Francis alzó la mirada hacia él. No sabía muy bien por qué, pero su tono calmado lo tranquilizó.
– ¿Puedes ayudarme? -repitió.
– No sé qué puedo hacer -dijo el hombre con una sonrisa, medio indiferente y medio triste-, pero lo intentaré.
– ¿Me lo prometes? -lo urgió Francis.
– De acuerdo. Te lo prometo.
El joven se recostó en la silla y cerró los ojos.
– Gracias -susurró.
La secretaria interrumpió la conversación con una orden a uno de los auxiliares negros:
– Señor Moses, este caballero es el señor… -Vaciló tras señalar al hombre del mono y decidió continuar como si omitiera adrede el nombre-. Es el caballero del que hablamos antes. Estos policías lo acompañarán a ver al médico, pero vuelvan enseguida para llevarlo a su nuevo alojamiento. -Pronunció esta palabra con una pizca de sarcasmo-. Mientras tanto, instalen al señor Petrel en Amherst. Lo están esperando.

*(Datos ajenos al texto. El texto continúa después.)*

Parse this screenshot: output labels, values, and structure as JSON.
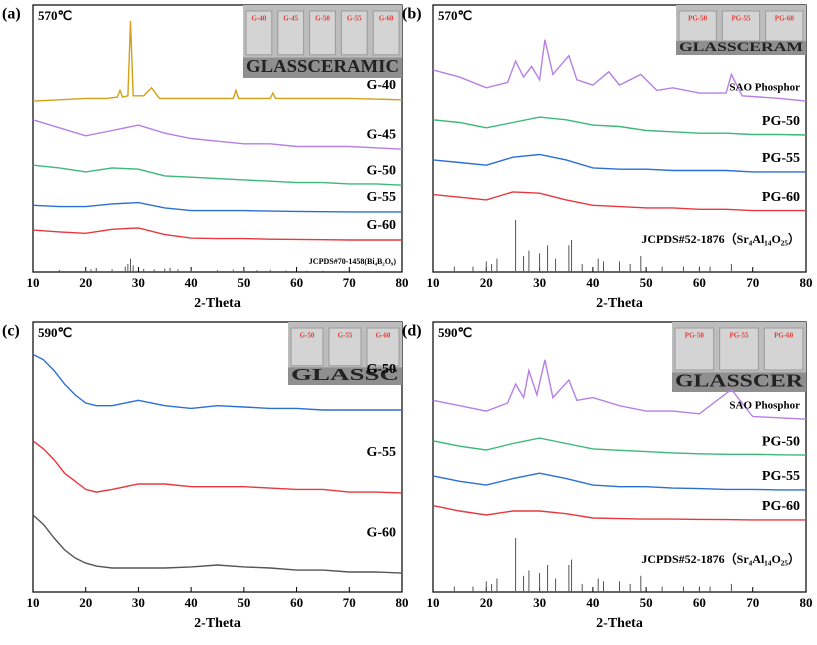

– Sí, señora -dijo el negro corpulento, como si le tocara hablar, aunque los comentarios de la mujer iban dirigidos al otro auxiliar-. Lo que usted diga.
El hombre del mono volvió a mirar a Francis.
– ¿Cómo te llamas? -preguntó.
– Francis Petrel.
– Petrel es un nombre bonito. -Sonrió-. Así se llama un pajarillo marino, común en Cape Cod. Son los pájaros que se ven sobrevolando las olas las tardes de verano, sumergiéndose en el agua y levantando el vuelo. Unos animales muy bonitos. Mueven con rapidez sus alas blancas y planean sin esfuerzo. Deben de tener muy buena vista para detectar un lanzón o un menhaden en el agua. Un pájaro poético, sin duda. ¿Puedes volar así, Francis?